Der neue Internet Security Report von WatchGuard Technologies zeigt einen deutlichen Anstieg bei neuartiger Malware, insbesondere auf Endgeräten und über verschlüsselte Kanäle. Auch KI-gestützte Phishing-Kampagnen nehmen zu. Unternehmen stehen vor veränderten Herausforderungen im Bereich Cybersicherheit.
Foto: WatchGuard
Corey Nachreiner, Chief Security Officer bei WatchGuard Technologies
WatchGuard Technologies hat seinen aktuellen Internet Security Report für das erste Quartal 2025 veröffentlicht. Die Auswertung basiert auf aggregierten und anonymisierten Daten der WatchGuard-Kundensysteme, deren Betreiber der Nutzung zu Forschungszwecken zugestimmt haben. Die Zahlen zeigen einen deutlichen Anstieg bei neu erkannten Bedrohungen – insbesondere im Bereich schwer zu identifizierender Malware. Gleichzeitig geht die Zahl klassischer Ransomware-Angriffe weiter zurück, während neue Angriffsmuster zunehmen.
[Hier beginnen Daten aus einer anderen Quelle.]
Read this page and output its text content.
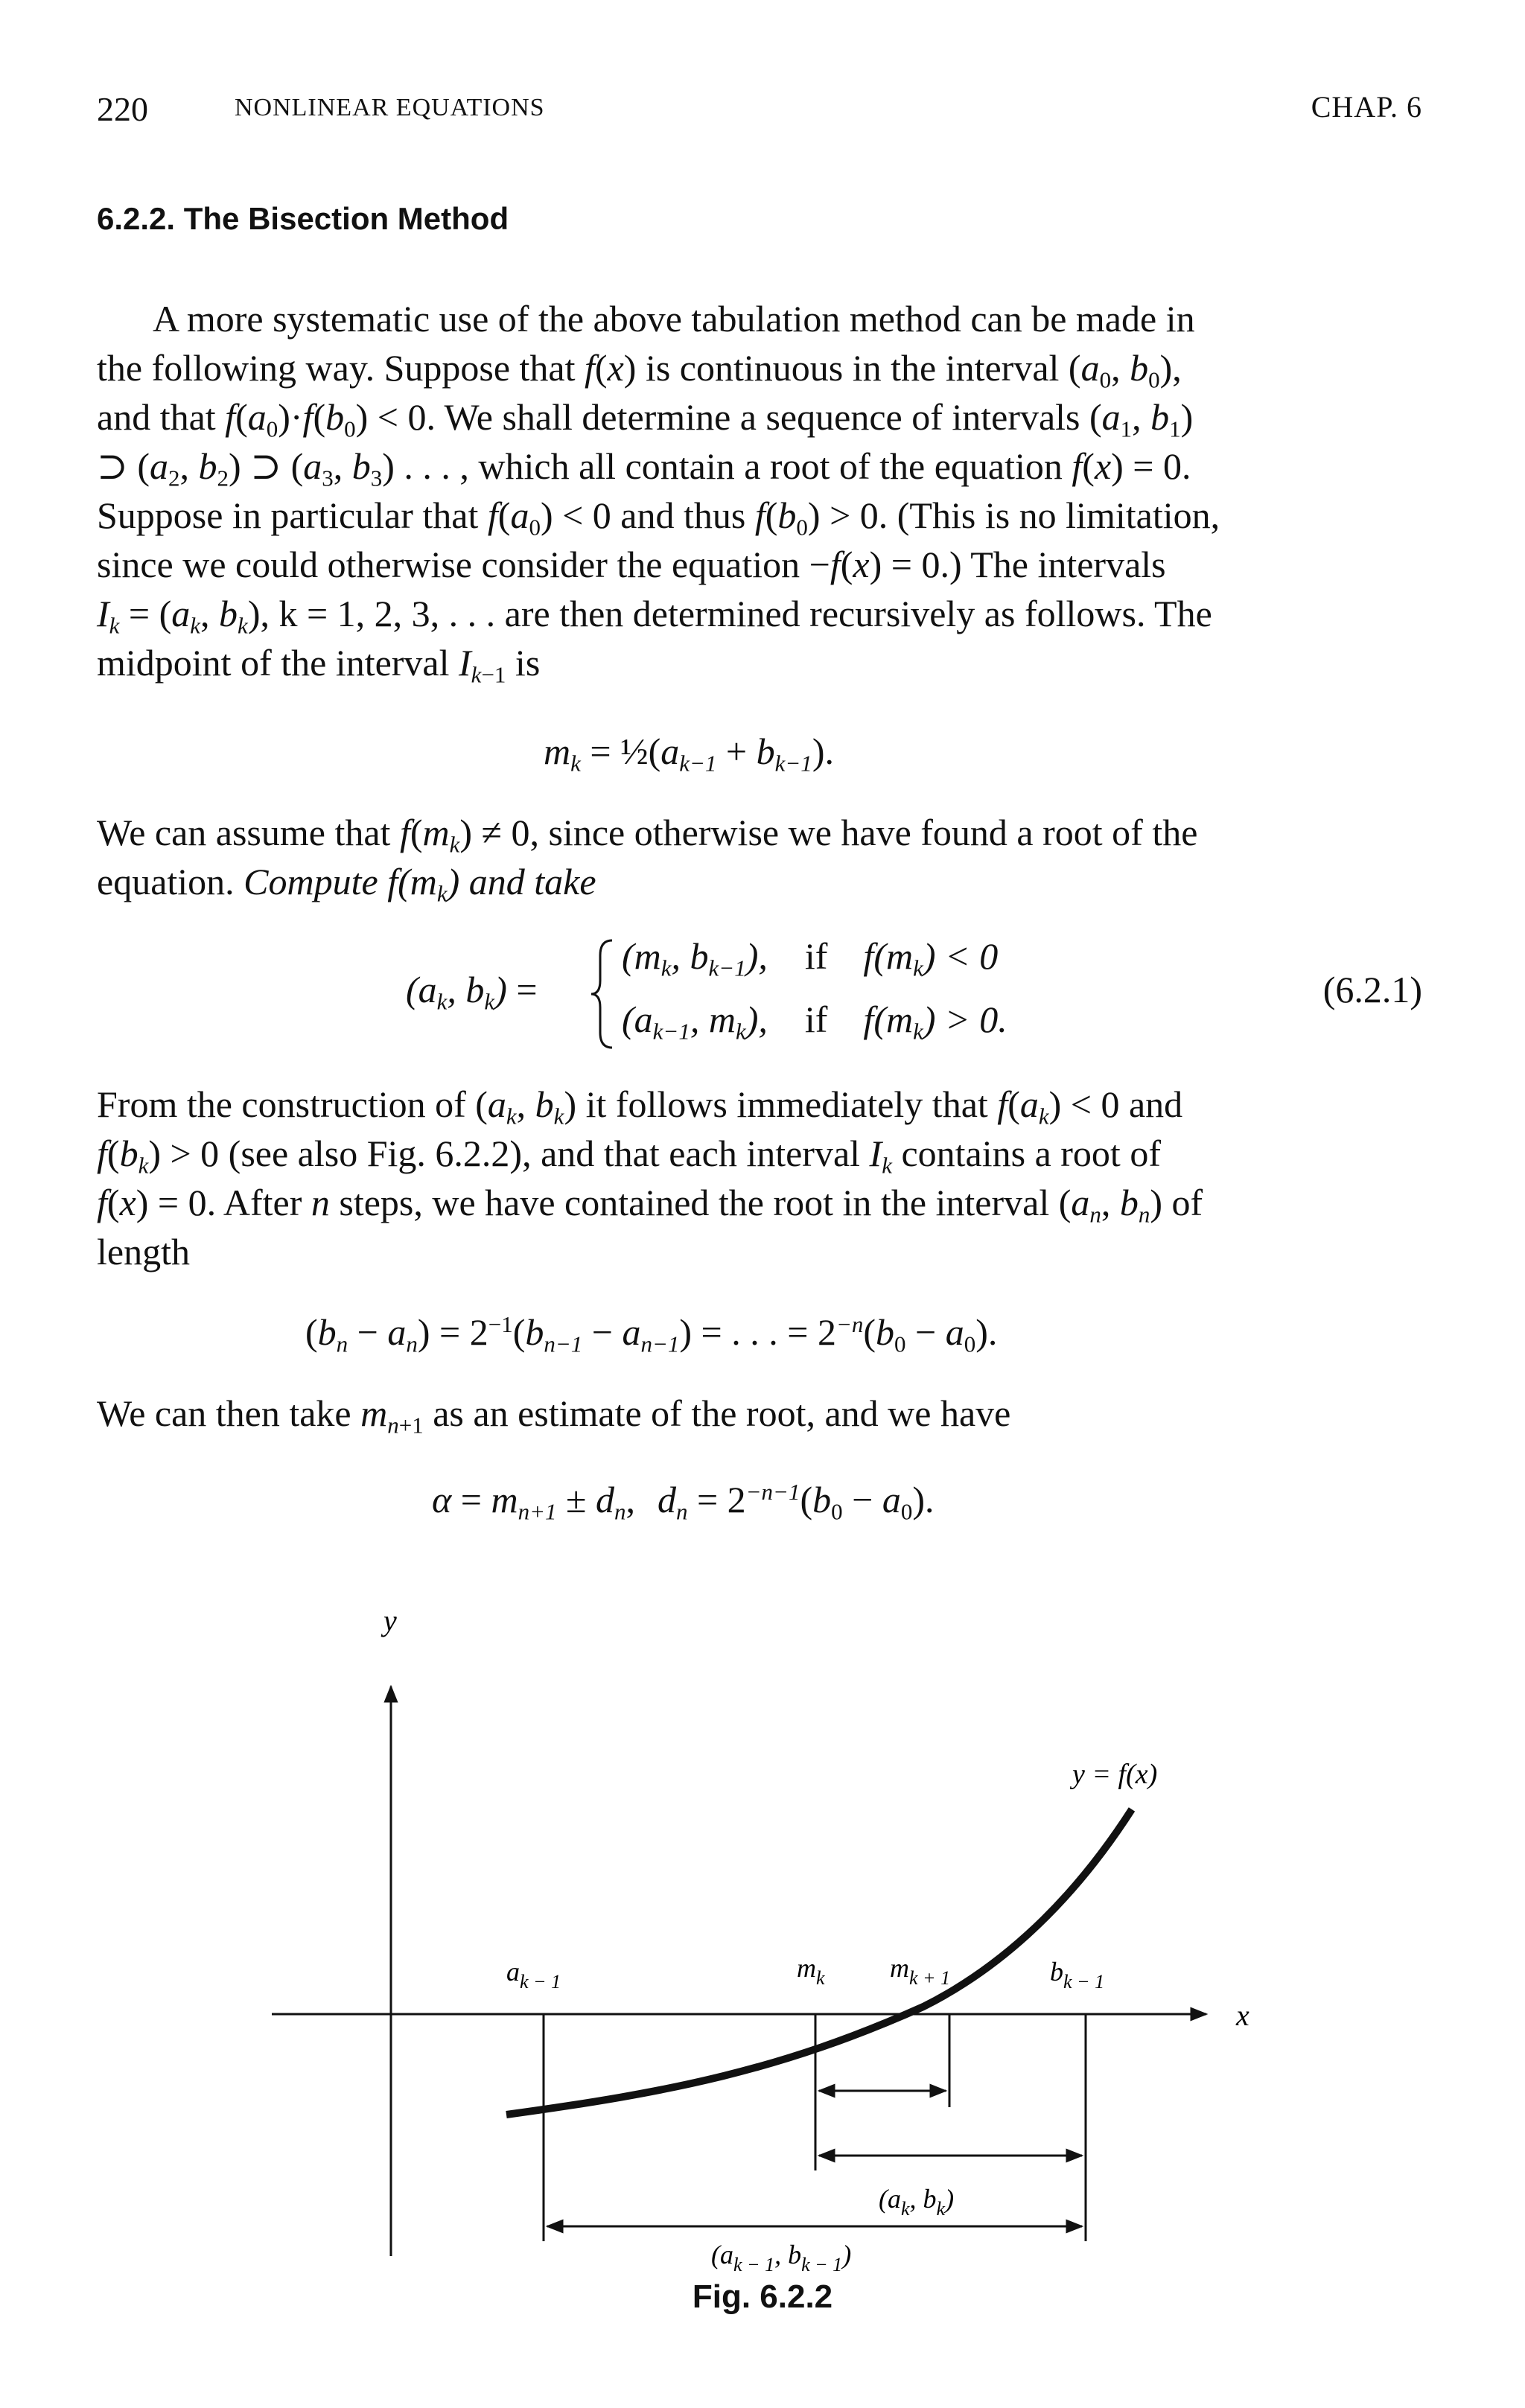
220	NONLINEAR EQUATIONS	CHAP. 6
6.2.2. The Bisection Method

A more systematic use of the above tabulation method can be made in

the following way. Suppose that f(x) is continuous in the interval ($a_0$, $b_0$),

and that $f(a_0)\cdot f(b_0) < 0$. We shall determine a sequence of intervals ($a_1$, $b_1$)

⊃ ($a_2$, $b_2$) ⊃ ($a_3$, $b_3$) . . . , which all contain a root of the equation f(x) = 0.

Suppose in particular that $f(a_0) < 0$ and thus $f(b_0) > 0$. (This is no limitation,

since we could otherwise consider the equation −f(x) = 0.) The intervals

$I_k = (a_k$, $b_k$), k = 1, 2, 3, . . . are then determined recursively as follows. The

midpoint of the interval $I_{k-1}$ is

$m_k$ = $\frac{1}{2}(a_{k-1} + b_{k-1})$.

We can assume that $f(m_k) \ne 0$, since otherwise we have found a root of the

equation. Compute $f(m_k)$ and take

($a_k$, $b_k$) =
($m_k$, $b_{k-1}$), if $f(m_k) < 0$
($a_{k-1}$, $m_k$), if $f(m_k) > 0$.
(6.2.1)

From the construction of ($a_k$, $b_k$) it follows immediately that $f(a_k) < 0$ and

$f(b_k) > 0$ (see also Fig. 6.2.2), and that each interval $I_k$ contains a root of

f(x) = 0. After n steps, we have contained the root in the interval ($a_n$, $b_n$) of

length

$(b_n - a_n) = 2^{-1}(b_{n-1} - a_{n-1})$ = . . . = $2^{-n}(b_0 - a_0)$.

We can then take $m_{n+1}$ as an estimate of the root, and we have

$\alpha = m_{n+1} \pm d_n$, $d_n = 2^{-n-1}(b_0 - a_0)$.
y
x
y = f(x)
$a_{k - 1}$	$m_k$ $m_{k + 1}$	$b_{k - 1}$
($a_k$, $b_k$)
($a_{k - 1}$, $b_{k - 1}$)
Fig. 6.2.2
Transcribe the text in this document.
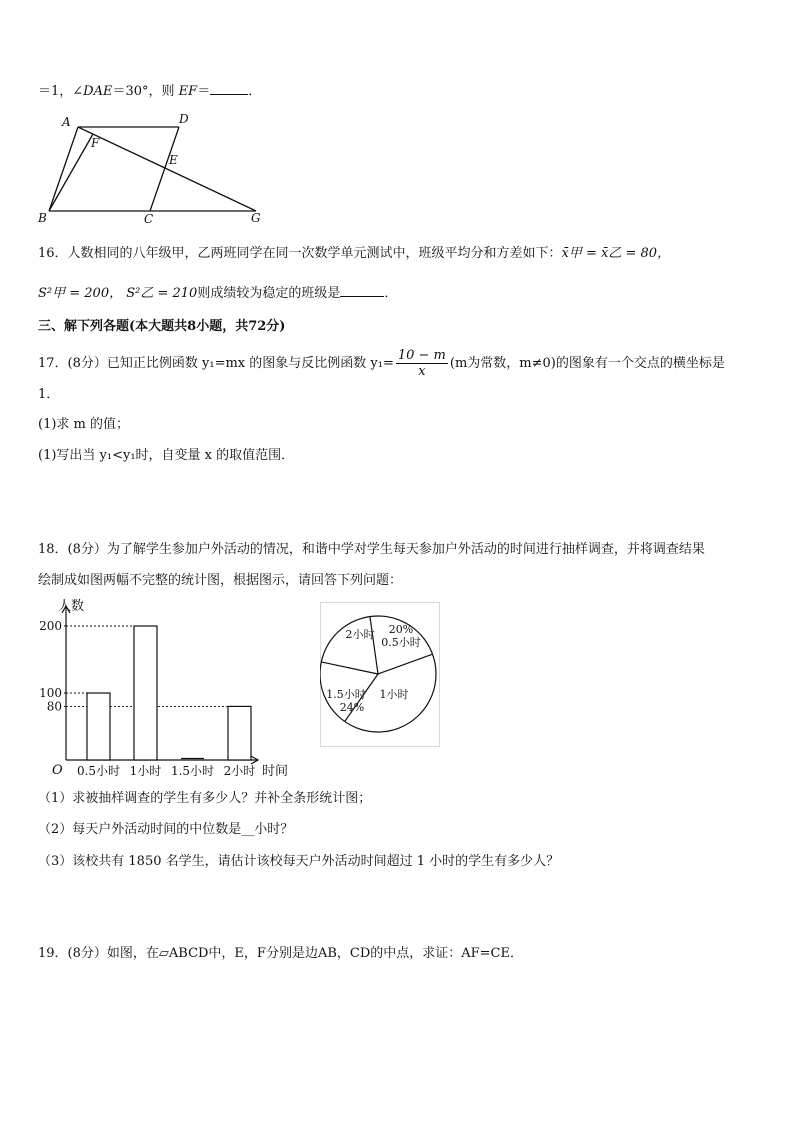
＝1，∠DAE＝30°，则 EF＝	．
A	D
F
E
B	C	G
16．人数相同的八年级甲，乙两班同学在同一次数学单元测试中，班级平均分和方差如下：x̄甲 = x̄乙 = 80，
S²甲 = 200， S²乙 = 210则成绩较为稳定的班级是	．
三、解下列各题(本大题共8小题，共72分)
17．(8分）已知正比例函数 y₁=mx 的图象与反比例函数 $y_1= \frac{10 - m}{x} (m$为常数，m≠0)的图象有一个交点的横坐标是
1．
(1)求 m 的值；
(1)写出当 y₁<y₁时，自变量 x 的取值范围．
18．(8分）为了解学生参加户外活动的情况，和谐中学对学生每天参加户外活动的时间进行抽样调查，并将调查结果
绘制成如图两幅不完整的统计图，根据图示，请回答下列问题：
0.5小时 1小时 1.5小时 2小时
200
100
80
人数
时间
O
2小时 20%
0.5小时
1小时
1.5小时
24%
（1）求被抽样调查的学生有多少人？并补全条形统计图；
（2）每天户外活动时间的中位数是__小时？
（3）该校共有 1850 名学生，请估计该校每天户外活动时间超过 1 小时的学生有多少人？
19．(8分）如图，在▱ABCD中，E，F分别是边AB，CD的中点，求证：AF=CE．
Im Vergleich zum Vorquartal verzeichnete das WatchGuard Threat Lab einen Zuwachs von 171 Prozent bei der Anzahl einzigartiger Malware-Samples – ein neuer Höchstwert seit Beginn der Messungen. Parallel dazu stieg die Menge an sogenannter Zero-Day-Malware, also Schadsoftware, die herkömmliche signaturbasierte Erkennung umgeht.
„Die neuesten Erkenntnisse aus dem Internet Security Report scheinen einen größeren Trend in der Cybersicherheitsbranche zu bestätigen. Der KI-Krieg ist da. Angreifer setzen zunehmend auf Social Engineering und Phishing-Techniken, die durch KI-Tools noch verstärkt werden“, sagt Corey Nachreiner, Chief Security Officer bei WatchGuard Technologies. „Sie sind nun in der Lage, mithilfe automatisierter Prozessketten groß angelegte, hochgradig zielgerichtete Kampagnen zu starten.“
Erkennungsmechanismen auf Basis maschinellen Lernens konnten laut WatchGuard einen starken Zuwachs bei der Entdeckung bislang unbekannter Malware verzeichnen. Die Trefferquote von IntelligentAV stieg im Vergleich zum Vorquartal um 323 Prozent. Auch die herkömmliche Gateway-AntiVirus-Lösung (GAV) verzeichnete eine um 30 Prozent höhere Erkennungsrate.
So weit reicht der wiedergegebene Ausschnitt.